All fine and dandy. The iPhone 6+ continues to work well and allows me to do most if not all of what I want. I can make phone calls, send and receive texts, trawl the Internet, write blogs, make podcasts, read and write emails and probably a whole bundle more things that I have never taken the trouble to learn. The phone has served me well and, up until now, continues to do so.

This is where I get to the point. And I can hear that collective sigh of relief.

I log onto the Apple store, locate the app, click the “get” button, authenticate myself with my fingerprint and wait. After a second or two a pop-up informs me that I need to upgrade my operating system to iOS 13.5 before installation can proceed.

A quick check in the phone settings informs me that my phone has iOS 12.4.8 as its operating system. Ah, that will be the problem thinks I. I asked the phone to check for upgrades and to download them where appropriate. It does nothing. “Computer says no”. Not only is iOS 12.4.8 the current operating system on my phone, it is as good as I’m ever going to get. For the iPhone 6+, life ends at iOS 12.4.8. Stop those foolish dreams of iOS 13.5. You are obsolete.

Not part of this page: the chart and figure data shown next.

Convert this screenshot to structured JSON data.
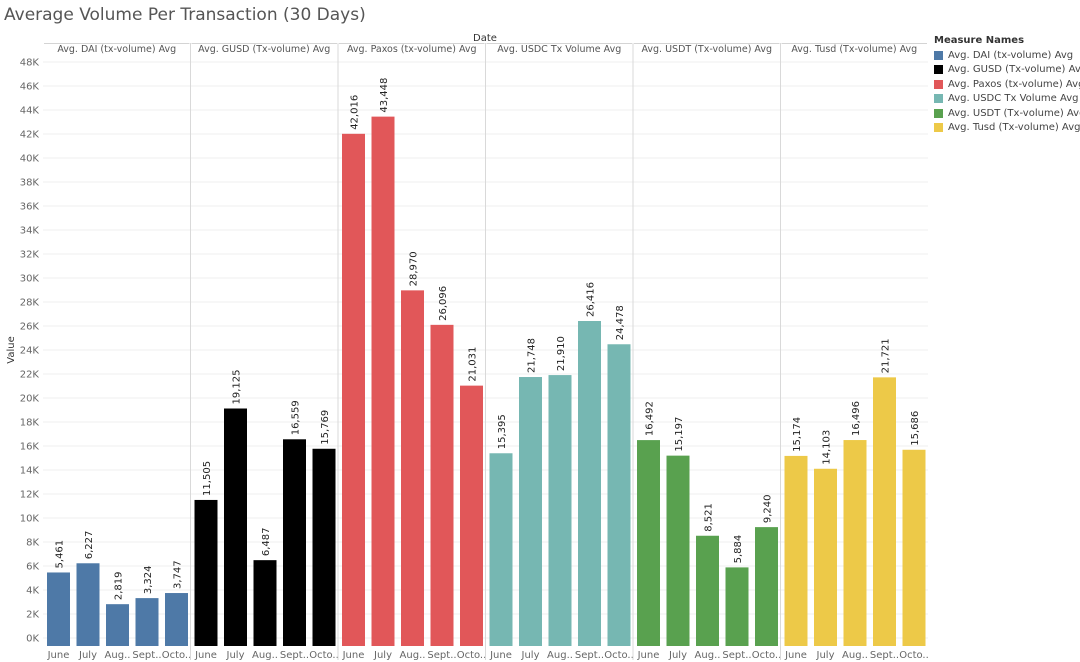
{
  "chart_data": {
    "type": "bar",
    "title": "Average Volume Per Transaction (30 Days)",
    "column_header": "Date",
    "ylabel": "Value",
    "ylim": [
      0,
      48000
    ],
    "yticks": [
      0,
      2000,
      4000,
      6000,
      8000,
      10000,
      12000,
      14000,
      16000,
      18000,
      20000,
      22000,
      24000,
      26000,
      28000,
      30000,
      32000,
      34000,
      36000,
      38000,
      40000,
      42000,
      44000,
      46000,
      48000
    ],
    "ytick_labels": [
      "0K",
      "2K",
      "4K",
      "6K",
      "8K",
      "10K",
      "12K",
      "14K",
      "16K",
      "18K",
      "20K",
      "22K",
      "24K",
      "26K",
      "28K",
      "30K",
      "32K",
      "34K",
      "36K",
      "38K",
      "40K",
      "42K",
      "44K",
      "46K",
      "48K"
    ],
    "categories": [
      "June",
      "July",
      "Aug..",
      "Sept..",
      "Octo.."
    ],
    "legend_title": "Measure Names",
    "series": [
      {
        "name": "Avg. DAI (tx-volume) Avg",
        "panel_title": "Avg. DAI (tx-volume) Avg",
        "color": "#4e79a7",
        "values": [
          5461,
          6227,
          2819,
          3324,
          3747
        ],
        "labels": [
          "5,461",
          "6,227",
          "2,819",
          "3,324",
          "3,747"
        ]
      },
      {
        "name": "Avg. GUSD (Tx-volume) Avg",
        "panel_title": "Avg. GUSD (Tx-volume) Avg",
        "color": "#000000",
        "values": [
          11505,
          19125,
          6487,
          16559,
          15769
        ],
        "labels": [
          "11,505",
          "19,125",
          "6,487",
          "16,559",
          "15,769"
        ]
      },
      {
        "name": "Avg. Paxos (tx-volume) Avg",
        "panel_title": "Avg. Paxos (tx-volume) Avg",
        "color": "#e15759",
        "values": [
          42016,
          43448,
          28970,
          26096,
          21031
        ],
        "labels": [
          "42,016",
          "43,448",
          "28,970",
          "26,096",
          "21,031"
        ]
      },
      {
        "name": "Avg. USDC Tx Volume Avg",
        "panel_title": "Avg. USDC Tx Volume Avg",
        "color": "#76b7b2",
        "values": [
          15395,
          21748,
          21910,
          26416,
          24478
        ],
        "labels": [
          "15,395",
          "21,748",
          "21,910",
          "26,416",
          "24,478"
        ]
      },
      {
        "name": "Avg. USDT (Tx-volume) Avg",
        "panel_title": "Avg. USDT (Tx-volume) Avg",
        "color": "#59a14f",
        "values": [
          16492,
          15197,
          8521,
          5884,
          9240
        ],
        "labels": [
          "16,492",
          "15,197",
          "8,521",
          "5,884",
          "9,240"
        ]
      },
      {
        "name": "Avg. Tusd (Tx-volume) Avg",
        "panel_title": "Avg. Tusd (Tx-volume) Avg",
        "color": "#edc948",
        "values": [
          15174,
          14103,
          16496,
          21721,
          15686
        ],
        "labels": [
          "15,174",
          "14,103",
          "16,496",
          "21,721",
          "15,686"
        ]
      }
    ]
  }
}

Well I’ve been called many things in my time so “obsolete” doesn’t hurt. Besides, I didn’t want this stupid app anyway. See if I care.

But that’s exactly the problem. I do care. I do want the app. I want to be protected and to help my fellow man.

The wider implications, and this is where I was heading all along, are that people with older phones will not be protected. And what kind of people predominantly own old phones? That’s right. Old people have old phones. The very people who are most vulnerable to Covid 19 have been thrown under a bus. Not for them the protection of a spanking new iPhone. Some don’t even have smartphones at all. They will die in their droves (just remember that, Richard).

So the options for the elderly, whether chronologically or technologically senile, are very simple. They can either cash in their pensions to buy the latest iPhone, at the price of a second-hand car or they can take their chances in that great Covid lottery.

Perhaps it should be Apple’s new slogan – “Upgrade or die”. You’ve got to admit it’s catchy.